Первой картиной, которую поставил Петров-Бытов, была "Волжские бунтари".
Не могу умолчать о том, что первую рецензию па этот фильм написал я. Недавно, готовя к печати книгу статей, я ее нашел. С нее началась моя работа критика в газете "Ленинградская правда" в 1926 году.
Привожу рецензию почти целиком.
"Как делается пушка? Берут дырку и обливают ее сталью. Как сделана картина "Волжские бунтари"? Взята дырка и облита разнообразными кадрами. Роль дырки в рецензируемом фильме выполняет сюжет. В семи частях ленты наворочено столько людей, эпох, выстрелов и массовых сцен, что они пожирают друг друга. Если бы героя не убивали в последней части, ее можно было бы показать первой.
Лента сделана на полуэкзотическом материале быта чувашей. Но чуваши непохожи, и даже чувашское богослужение выглядит невыразительно. Снимали картину па Волге, с тем же успехом ее можно было бы снять у Литейного моста. У оператора и у режиссера отсутствует выдумка. Редкие остро снятые сцены пропадают в массовочном шаблоне опереточно-драматического сценария. Героиня притянута к герою за косы - нельзя же без любви. Героя сажают в тюрьму несчетное количество раз. Обязательный для агитки, обязательно пьяный исправник с полным знанием дела утилизирует свою нагайку. Все это сделано с дубоватой тщательностью любительского спектакля и снабжено полуграмотными надписями".
Я и сегодня готов подписаться под оценкой этой картины, хотя написана рецензия была не только резко, но и невежливо, если не сказать больше. Я мог бы оправдать ее появление тем, что в ту пору (1926 год) так писали почти все критики. Но, признаюсь, сейчас мне стыдно и горько, что я написал этот отзыв, наверно, потому, что знаю нелегкую судьбу автора фильма, о которой, правда, в ту пору я не мог даже догадываться.
Естественно, что рецензия не располагала к тому, чтобы между Петровым-Бытовым и мною возникли приязненные отношения. Впрочем, несколько позже в той же "Ленинградской правде" я "обложил" Эрмлера и Козинцева с Траубергом, что не помешало нам подружиться.

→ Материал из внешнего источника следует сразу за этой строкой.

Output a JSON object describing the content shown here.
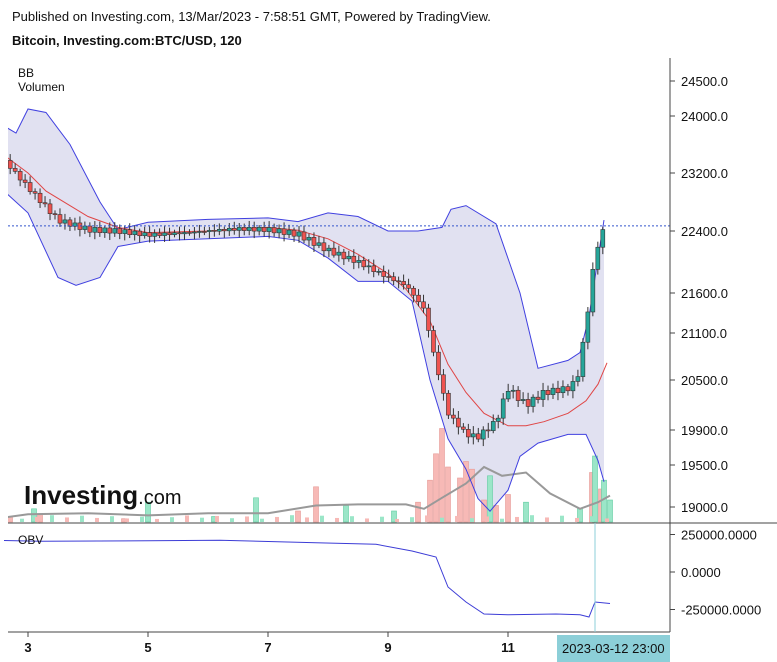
{
  "header": {
    "published": "Published on Investing.com, 13/Mar/2023 - 7:58:51 GMT, Powered by TradingView.",
    "symbol": "Bitcoin, Investing.com:BTC/USD, 120"
  },
  "legend": {
    "bb": "BB",
    "volume": "Volumen",
    "obv": "OBV"
  },
  "watermark": {
    "text": "Investing",
    "suffix": ".com"
  },
  "crosshair_label": "2023-03-12 23:00",
  "colors": {
    "up": "#26a69a",
    "down": "#ef5350",
    "upVol": "#9be6c8",
    "downVol": "#f7b9b6",
    "bbBand": "#4040e0",
    "bbFill": "#e1e1f1",
    "bbBasis": "#e04545",
    "obv": "#3c3cd6",
    "volMa": "#999999",
    "lastPrice": "#3355cc",
    "crosshair": "#8ccfd8"
  },
  "chart_data": {
    "type": "candlestick",
    "x_ticks": [
      "3",
      "5",
      "7",
      "9",
      "11"
    ],
    "price_ticks": [
      "24500.0",
      "24000.0",
      "23200.0",
      "22400.0",
      "21600.0",
      "21100.0",
      "20500.0",
      "19900.0",
      "19500.0",
      "19000.0"
    ],
    "obv_ticks": [
      "250000.0000",
      "0.0000",
      "-250000.0000"
    ],
    "last_price": 22470,
    "series": [
      {
        "name": "BB",
        "close_path": [
          [
            2.6,
            23380
          ],
          [
            3,
            23000
          ],
          [
            3.5,
            22550
          ],
          [
            4,
            22420
          ],
          [
            4.5,
            22400
          ],
          [
            5,
            22350
          ],
          [
            5.5,
            22370
          ],
          [
            6,
            22400
          ],
          [
            6.5,
            22430
          ],
          [
            7,
            22420
          ],
          [
            7.5,
            22360
          ],
          [
            8,
            22150
          ],
          [
            8.5,
            22000
          ],
          [
            9,
            21800
          ],
          [
            9.3,
            21700
          ],
          [
            9.6,
            21400
          ],
          [
            9.8,
            20700
          ],
          [
            10,
            20100
          ],
          [
            10.3,
            19850
          ],
          [
            10.5,
            19820
          ],
          [
            10.8,
            20000
          ],
          [
            11,
            20400
          ],
          [
            11.3,
            20200
          ],
          [
            11.6,
            20350
          ],
          [
            12,
            20400
          ],
          [
            12.15,
            20500
          ],
          [
            12.3,
            21200
          ],
          [
            12.45,
            22100
          ],
          [
            12.6,
            22450
          ],
          [
            12.65,
            22500
          ]
        ],
        "upper": [
          [
            2.6,
            23860
          ],
          [
            2.8,
            23760
          ],
          [
            3,
            24100
          ],
          [
            3.3,
            24050
          ],
          [
            3.7,
            23600
          ],
          [
            4.2,
            22800
          ],
          [
            4.5,
            22420
          ],
          [
            5,
            22520
          ],
          [
            6,
            22560
          ],
          [
            7,
            22580
          ],
          [
            7.5,
            22530
          ],
          [
            8,
            22650
          ],
          [
            8.5,
            22600
          ],
          [
            9,
            22400
          ],
          [
            9.5,
            22400
          ],
          [
            9.9,
            22450
          ],
          [
            10.05,
            22700
          ],
          [
            10.3,
            22750
          ],
          [
            10.8,
            22500
          ],
          [
            11.2,
            21600
          ],
          [
            11.5,
            20650
          ],
          [
            12,
            20750
          ],
          [
            12.2,
            20850
          ],
          [
            12.35,
            21300
          ],
          [
            12.5,
            22050
          ],
          [
            12.6,
            22550
          ]
        ],
        "lower": [
          [
            2.6,
            22950
          ],
          [
            3,
            22650
          ],
          [
            3.5,
            21800
          ],
          [
            3.8,
            21700
          ],
          [
            4.2,
            21800
          ],
          [
            4.5,
            22200
          ],
          [
            5,
            22270
          ],
          [
            6,
            22300
          ],
          [
            7,
            22330
          ],
          [
            7.5,
            22280
          ],
          [
            8,
            22050
          ],
          [
            8.5,
            21750
          ],
          [
            9,
            21750
          ],
          [
            9.4,
            21500
          ],
          [
            9.7,
            20500
          ],
          [
            10,
            19800
          ],
          [
            10.3,
            19450
          ],
          [
            10.5,
            19100
          ],
          [
            10.7,
            18950
          ],
          [
            11,
            19200
          ],
          [
            11.2,
            19600
          ],
          [
            11.5,
            19750
          ],
          [
            12,
            19850
          ],
          [
            12.3,
            19850
          ],
          [
            12.5,
            19550
          ],
          [
            12.6,
            19300
          ]
        ],
        "basis": [
          [
            2.6,
            23450
          ],
          [
            3,
            23200
          ],
          [
            3.3,
            22950
          ],
          [
            4,
            22600
          ],
          [
            4.5,
            22450
          ],
          [
            5,
            22380
          ],
          [
            6,
            22400
          ],
          [
            7,
            22450
          ],
          [
            7.5,
            22410
          ],
          [
            8,
            22300
          ],
          [
            8.5,
            22100
          ],
          [
            9,
            21850
          ],
          [
            9.3,
            21650
          ],
          [
            9.7,
            21250
          ],
          [
            10,
            20700
          ],
          [
            10.3,
            20350
          ],
          [
            10.6,
            20100
          ],
          [
            11,
            19950
          ],
          [
            11.3,
            19950
          ],
          [
            11.6,
            20000
          ],
          [
            12,
            20100
          ],
          [
            12.3,
            20250
          ],
          [
            12.5,
            20450
          ],
          [
            12.65,
            20720
          ]
        ]
      },
      {
        "name": "Volumen",
        "down_volume_rel": [
          [
            2.7,
            0.05
          ],
          [
            3.2,
            0.07
          ],
          [
            4.6,
            0.03
          ],
          [
            7.5,
            0.1
          ],
          [
            7.8,
            0.32
          ],
          [
            9.5,
            0.18
          ],
          [
            9.7,
            0.38
          ],
          [
            9.8,
            0.62
          ],
          [
            9.9,
            0.85
          ],
          [
            10,
            0.5
          ],
          [
            10.2,
            0.4
          ],
          [
            10.3,
            0.55
          ],
          [
            10.4,
            0.48
          ],
          [
            10.6,
            0.2
          ],
          [
            10.8,
            0.15
          ],
          [
            11,
            0.25
          ],
          [
            12.4,
            0.45
          ],
          [
            12.55,
            0.3
          ]
        ],
        "up_volume_rel": [
          [
            3.1,
            0.12
          ],
          [
            5,
            0.18
          ],
          [
            6.1,
            0.05
          ],
          [
            6.8,
            0.22
          ],
          [
            8.3,
            0.15
          ],
          [
            9.1,
            0.1
          ],
          [
            10.7,
            0.42
          ],
          [
            11.3,
            0.18
          ],
          [
            12.2,
            0.12
          ],
          [
            12.45,
            0.6
          ],
          [
            12.6,
            0.38
          ],
          [
            12.7,
            0.2
          ]
        ],
        "ma": [
          [
            2.6,
            0.04
          ],
          [
            3,
            0.07
          ],
          [
            4,
            0.08
          ],
          [
            5,
            0.06
          ],
          [
            6,
            0.08
          ],
          [
            7,
            0.08
          ],
          [
            7.8,
            0.15
          ],
          [
            8.5,
            0.16
          ],
          [
            9.3,
            0.16
          ],
          [
            9.6,
            0.12
          ],
          [
            9.9,
            0.22
          ],
          [
            10.3,
            0.35
          ],
          [
            10.6,
            0.5
          ],
          [
            10.9,
            0.42
          ],
          [
            11.3,
            0.45
          ],
          [
            11.7,
            0.26
          ],
          [
            12.2,
            0.12
          ],
          [
            12.5,
            0.18
          ],
          [
            12.7,
            0.24
          ]
        ]
      },
      {
        "name": "OBV",
        "points": [
          [
            2.6,
            210000
          ],
          [
            3.2,
            205000
          ],
          [
            5,
            208000
          ],
          [
            6.2,
            212000
          ],
          [
            7.8,
            195000
          ],
          [
            8.8,
            185000
          ],
          [
            9.4,
            140000
          ],
          [
            9.8,
            100000
          ],
          [
            10,
            -100000
          ],
          [
            10.3,
            -200000
          ],
          [
            10.6,
            -280000
          ],
          [
            11,
            -285000
          ],
          [
            11.8,
            -280000
          ],
          [
            12.2,
            -285000
          ],
          [
            12.35,
            -300000
          ],
          [
            12.45,
            -200000
          ],
          [
            12.7,
            -210000
          ]
        ]
      }
    ]
  }
}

Почему-то я пе написал в "Ленииградской правде" рецензии на следующий фильм Петрова-Бытова, "Водоворот". Но я хорошо помню, что впечатление об этой картине было совсем другим, чем от "Волжских бунтарей". Картина была не только грамотной, не только темпераментной, но и зоркой. Это был попросту выдающийся фильм о процессах, происходивших в советской деревне. Коллективизация еще не начиналась, но автор фильма правдиво, естественно и драматично показал, как первые кооперативные хозяйства уже начинали теснить кулачество. Ареной борьбы была "единоличная" мельница, но образ, показанный Петровым-Бытовым, был масштабнее, чем перипетии борьбы за коллективный помол зерна. В фильме, пусть несколько угловатом и грубоватом, чувствовалась горячая убежденность автора в том, что в деревню придут новые, революционные отношения, что старый единоличный уклад деревенской жизни исторически обречен.

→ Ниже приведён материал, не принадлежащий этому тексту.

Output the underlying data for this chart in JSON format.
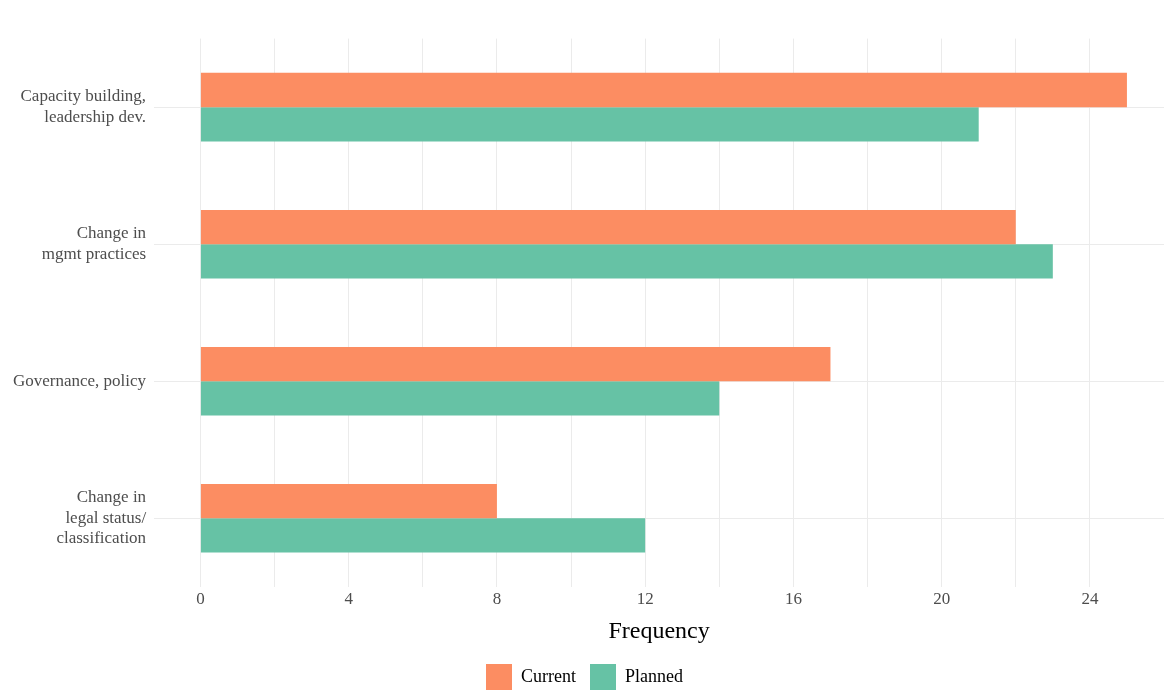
{
  "chart_data": {
    "type": "bar",
    "orientation": "horizontal",
    "xlabel": "Frequency",
    "categories": [
      "Capacity building,\nleadership dev.",
      "Change in\nmgmt practices",
      "Governance, policy",
      "Change in\nlegal status/\nclassification"
    ],
    "series": [
      {
        "name": "Current",
        "color": "#fc8d62",
        "values": [
          25,
          22,
          17,
          8
        ]
      },
      {
        "name": "Planned",
        "color": "#66c2a5",
        "values": [
          21,
          23,
          14,
          12
        ]
      }
    ],
    "xlim": [
      -1.25,
      26
    ],
    "xticks": [
      0,
      {
        "value": 2,
        "label": null
      },
      4,
      {
        "value": 6,
        "label": null
      },
      8,
      {
        "value": 10,
        "label": null
      },
      12,
      {
        "value": 14,
        "label": null
      },
      16,
      {
        "value": 18,
        "label": null
      },
      20,
      {
        "value": 22,
        "label": null
      },
      24
    ],
    "grid": true,
    "legend": "bottom"
  }
}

В тот год было поставлено много картин о деревне. Это было естественно - партия готовила переход к коллективизации. Петров-Бытов не был инициатором постановки деревенской темы в искусстве - вспомним хотя бы, что почти одновременно с ним ставил "Генеральную линию" Эйзенштейн.

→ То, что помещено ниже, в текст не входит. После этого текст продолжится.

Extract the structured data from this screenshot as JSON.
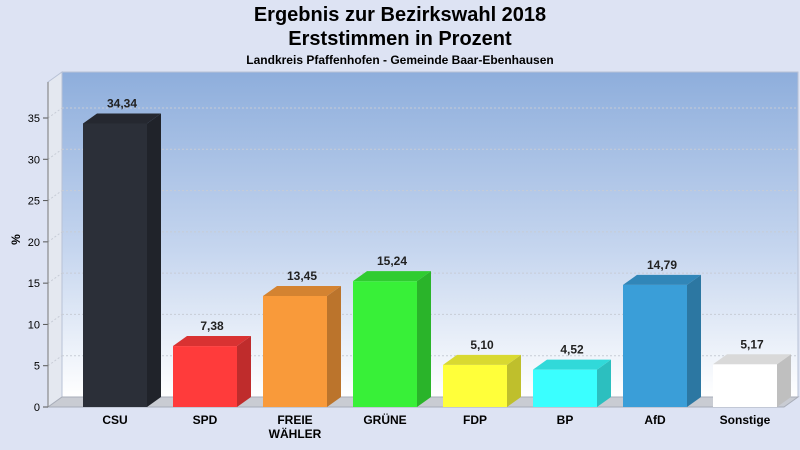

Но нельзя не сказать, что "Водоворот" был, пожалуй, лучшим фильмом на эту тему, если под этим понятием подразумевать наиболее полное и впечатляющее осуществление задачи. Конечно, в "Водовороте" не было удивительных творческих находок, которыми отличался фильм Эйзенштейна, по в нем была ясность, темперамент и убежденность.
Режиссер стал овладевать своим искусством.
Но следующая же картина опять подставила Петрова-Бытова под удар критики и насмешки. Называлась она "Право на жизнь". Насколько я помню, сюжет картины был элементарным. В Ленинград приезжает молодая девушка из деревни. Поступает работать на завод. К ней пристает мастер, безнравственный человек, добивающийся ее взаимности. На ее защиту поднимается молодой рабочий, влюбленный в нее. Но и между ними происходит любовное недоразумение. Девушка решает уехать в деревню. Влюбленный молодой человек догоняет ее на вокзале. Все кончается благополучно*.
* (Другой вариант пересказа этого сюжета см. в аннотированном каталоге "Советские художественные фильмы", т. 1. М., "Искусство", 1961, с. 286 (ред.).)
Мелодрама - всегда мелодрама. В ту пору (1928) таких картин ставили много. Тогда они назывались фильмами на "молодежную" тему, сейчас - на тему "моральную". И, честное слово, "Право на жизнь" была картиной не многим худшей, чем, к примеру, "Мой сын" Е. Червякова, который, правда, рассматривался как досадный срыв талантливого режиссера после его поразившей свежестью и мастерством "Девушки с далекой реки".
Я уже сказал, что "Право на жизнь" была подвергнута жестокой критике и даже насмешкам. В этом нужно разобраться. Ответ можно найти в обстоятельствах времени.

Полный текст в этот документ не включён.